I am somewhat bewildered by Boyd's assertion that there was no controversy over this resolution. The first thing I noticed when I looked at the Journal is that the Declaration was debated “by paragraphs.”
It's interesting to note that this resolution was written by both the author of the Declaration of Independence and by John Dickinson, one of the several delegates who refused to sign it. Jefferson would later claim that his original draft was too strongly worded for Dickinson and that his revisions had weakened the Manifesto. In the mid twentieth century, however, historian Julian
P. Boyd examined each man's draft and found that almost all of Jefferson's claims were erroneous. Dickinson had, in fact, strengthened the resolution. It was he, not Jefferson, who had penned the harsher, bolder, franker statements in the document. (See “The Disputed Authorship of the Declaration on the Causes and Necessity of Taking Up Arms, 1775” in the
Pennsylvania Magazine of History and Biography, January 1950 by Julian
P. Boyd who probably wasn't related to Helen).
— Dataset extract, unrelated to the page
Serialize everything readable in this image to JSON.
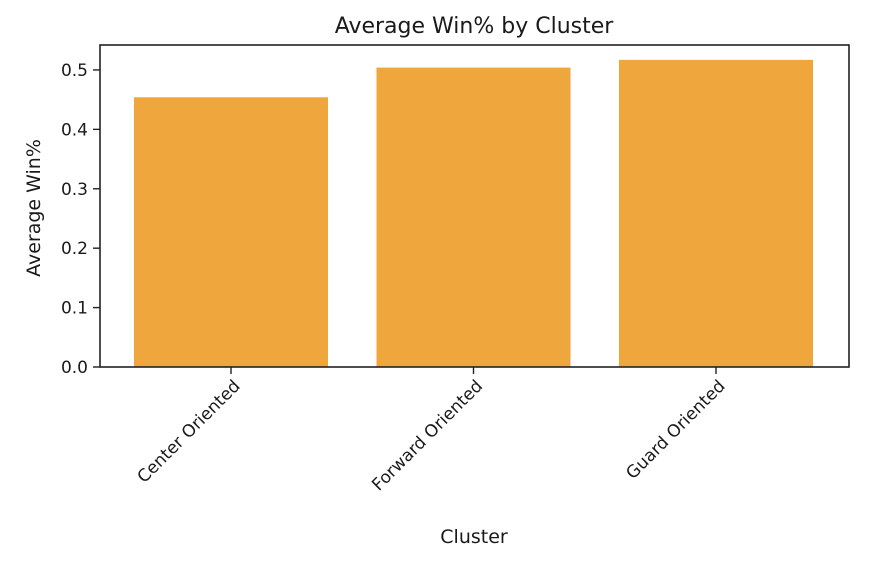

Although the resolution may not have been a declaration of war, I think King George saw it as just that. It wasn't after the passage of the Declaration of Resolves in '74 or the Declaration of Independence in '76, but just after the Declaration of '75 was ratified that he issued the Proclamation of Rebellion on August 23, 1775, declaring the colonies to be in a state of “open and avowed rebellion” and that many of the subjects in the colonies were “traitorously preparing, ordering and levying war against us.”
Dickinson, at one time, had hoped for reconciliation with England but according to J. P. Boyd, the American colonies in 1775 “moved swiftly beyond the point where reconciliation was possible.” It is ironic, I think, that the rhetoric of the man who refused to sign the Declaration of Independence may have been largely responsible for making the fight for independence inevitable.